Beim operativen Gewinn (GAAP) sehen wir einen Sprung von 2,568 Milliarden auf 3,599 Milliarden US-Dollar, das ist eine Steigerung um 40,15 Prozent. Sie wird hauptsächlich vom PC-Geschäft (Client Computing Group) getragen, das um 60,80 Prozent auf 3,031 Milliarden US-Dollar zulegen konnte. Der Gewinn der Server-Sparte ist indes um 15,7 Prozent auf 1,487 Milliarden US-Dollar eingebrochen. Die Zahl der ausgelieferten PC-Plattformen ist diesmal um vier Prozent (Notebooks: +1%; Desktops: -7%) zurückgegangen, der durchschnittliche Preis aber um sieben Prozent (Notebooks: +7%; Desktops: +2%) gestiegen. Ähnlich sieht es bei den Server-Plattformen aus: Hier gab es einen Rückgang der Stückzahlen um ein Prozent, während die Preise um sechs Prozent angezogen sind.

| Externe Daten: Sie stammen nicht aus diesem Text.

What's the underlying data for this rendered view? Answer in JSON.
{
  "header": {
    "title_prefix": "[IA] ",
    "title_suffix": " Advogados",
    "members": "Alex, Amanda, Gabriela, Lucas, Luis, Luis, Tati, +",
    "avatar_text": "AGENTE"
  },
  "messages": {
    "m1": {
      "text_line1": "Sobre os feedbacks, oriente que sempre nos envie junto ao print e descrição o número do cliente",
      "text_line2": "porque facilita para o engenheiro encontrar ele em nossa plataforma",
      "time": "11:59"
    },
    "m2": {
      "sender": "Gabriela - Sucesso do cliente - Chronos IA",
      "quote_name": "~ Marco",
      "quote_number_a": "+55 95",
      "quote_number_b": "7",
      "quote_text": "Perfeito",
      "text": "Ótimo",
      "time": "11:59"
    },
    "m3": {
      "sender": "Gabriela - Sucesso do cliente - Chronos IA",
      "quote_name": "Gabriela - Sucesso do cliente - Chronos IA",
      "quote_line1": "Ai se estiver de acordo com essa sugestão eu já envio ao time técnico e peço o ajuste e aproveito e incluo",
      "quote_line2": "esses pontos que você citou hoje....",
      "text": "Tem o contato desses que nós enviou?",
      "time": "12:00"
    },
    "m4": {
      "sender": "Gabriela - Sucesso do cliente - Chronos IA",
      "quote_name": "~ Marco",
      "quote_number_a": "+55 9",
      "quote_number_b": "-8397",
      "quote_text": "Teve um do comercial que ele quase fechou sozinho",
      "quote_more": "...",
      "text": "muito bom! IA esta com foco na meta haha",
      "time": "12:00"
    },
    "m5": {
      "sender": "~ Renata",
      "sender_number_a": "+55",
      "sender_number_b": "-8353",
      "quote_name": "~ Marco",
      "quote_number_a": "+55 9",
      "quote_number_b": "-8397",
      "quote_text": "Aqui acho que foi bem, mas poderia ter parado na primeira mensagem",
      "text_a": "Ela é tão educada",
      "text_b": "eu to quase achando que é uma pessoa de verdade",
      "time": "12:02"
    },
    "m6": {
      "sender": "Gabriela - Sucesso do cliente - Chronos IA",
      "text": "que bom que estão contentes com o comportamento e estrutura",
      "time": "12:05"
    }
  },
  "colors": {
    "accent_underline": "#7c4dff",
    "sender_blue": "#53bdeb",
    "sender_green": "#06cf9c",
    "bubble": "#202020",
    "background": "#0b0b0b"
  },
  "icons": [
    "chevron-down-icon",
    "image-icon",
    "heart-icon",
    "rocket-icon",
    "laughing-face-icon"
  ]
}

Auch der Wachstumsbereich des Internet der Dinge musste einen Gewinnrückgang um 14,63 Prozent auf 105 Millionen US-Dollar verkraften. Die Programmable Solutions Group (Altera) hatte im Vorjahreszeitraum 200 Millionen US-Dollar verloren, diesmal gibt es 92 Millionen US-Dollar in schwarzen Zahlen. Beim Speichergeschäft ist neben dem Umsatz auch der Verlust weiter angestiegen und zwar um 35,79 Prozent auf tief rote 129 Millionen US-Dollar. Bleibt noch die Intel Security Group mit 95 Millionen US-Dollar (+11,76%). Unter dem Strich steht ein Nettogewinn (GAAP) in Höhe von 2,964 Milliarden US-Dollar (+44,87%) bzw. 0,61 US-Dollar je Aktie (+45,24%).

Für das zweite Quartal 2017 erwartet Intel einen Umsatz zwischen 13,9 Milliarden und 14,9 Milliarden US-Dollar, einen operativen Gewinn um die 3,6 Milliarden US-Dollar sowie ca. 0,53 US-Dollar Gewinn je Aktie. Damit würde Intel das zweite Quartal 2016 - Umsatz: 13,5 Milliarden US-Dollar; Operativer Gewinn: 1,3 Milliarden US-Dollar; Gewinn je Aktie: 0,27 US-Dollar - deutlich übertreffen. Doch trotz guter Zahlen und Aussichten ist Intels Aktie an der US-Technologiebörse NASDAQ nachbörslich um 3,61 Prozent auf 36,08 US-Dollar abgerutscht.